The only reason the mythology has taken hold though is because of the economics of the time; nowadays, plenty of studios expect to spend $50m on a film and have it make back barely a fifth of that. The financial wreckage from 2006's Poseidon (to quote one example) was much worse.

So when you put the notoriety about the film aside, is it so bad? It's far from the best and far from the worst in the movies, and without the presence of Beatty and Hoffman probably would have been a forgettable comedy barely costing double figures.

They play two awful, down on their luck lounge singers who get the chance to play a hotel gig in fictional Middle Eastern country called Ishtar, under the grip of a totalitarian Emir.

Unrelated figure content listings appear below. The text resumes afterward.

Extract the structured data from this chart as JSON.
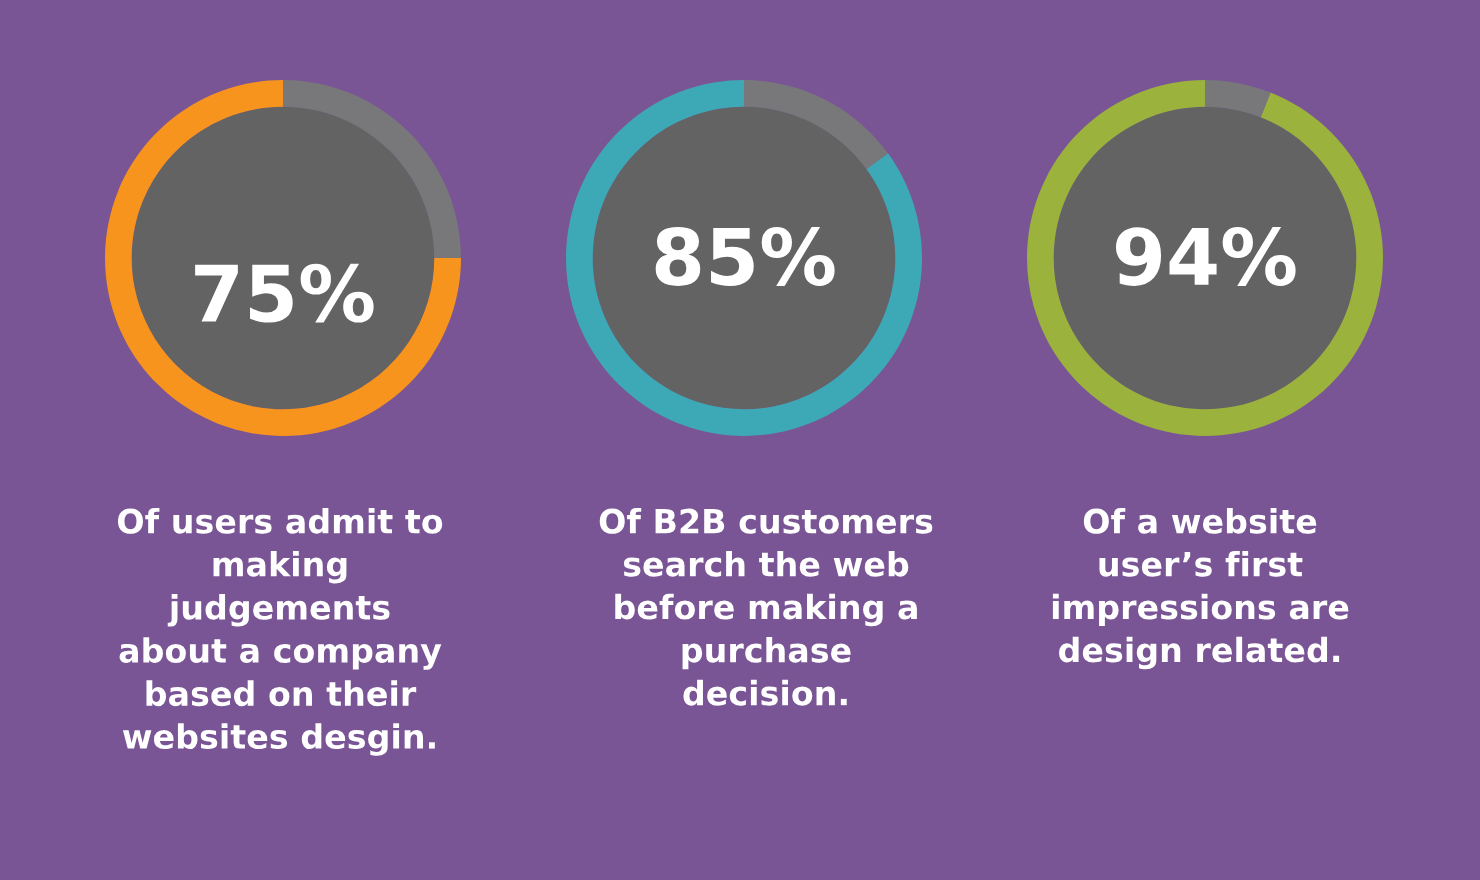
{
  "chart_data": [
    {
      "type": "donut",
      "categories": [
        null,
        null
      ],
      "values": [
        75,
        25
      ],
      "colors": [
        "#f7941d",
        "#78787b"
      ],
      "value_labels": [
        "75%",
        null
      ],
      "annotations": [
        "Of users admit to\nmaking\njudgements\nabout a company\nbased on their\nwebsites desgin."
      ]
    },
    {
      "type": "donut",
      "categories": [
        null,
        null
      ],
      "values": [
        85,
        15
      ],
      "colors": [
        "#3ea9b6",
        "#78787b"
      ],
      "value_labels": [
        "85%",
        null
      ],
      "annotations": [
        "Of B2B customers\nsearch the web\nbefore making a\npurchase\ndecision."
      ]
    },
    {
      "type": "donut",
      "categories": [
        null,
        null
      ],
      "values": [
        94,
        6
      ],
      "colors": [
        "#9bb23c",
        "#78787b"
      ],
      "value_labels": [
        "94%",
        null
      ],
      "annotations": [
        "Of a website\nuser’s first\nimpressions are\ndesign related."
      ]
    }
  ]
}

While the clueless duo try merely to make their money and entertain their delusions of grandeur, they're approached by both a beautiful stranger with a tale of danger and rebellion and a local CIA agent (Grodin), becoming the focal point in a tussle for control of the country.

The premise is passable, the story fair and the jokes amusing, but there's one aspect of note; Warren Beatty's performance. Rather than the alpha male hero of most of his roles, he plays a bumbling, self-conscious nerd and does so convincingly. If the two leads had switched roles it would have seemed like a natural fit; maybe that's why audiences didn't buy it.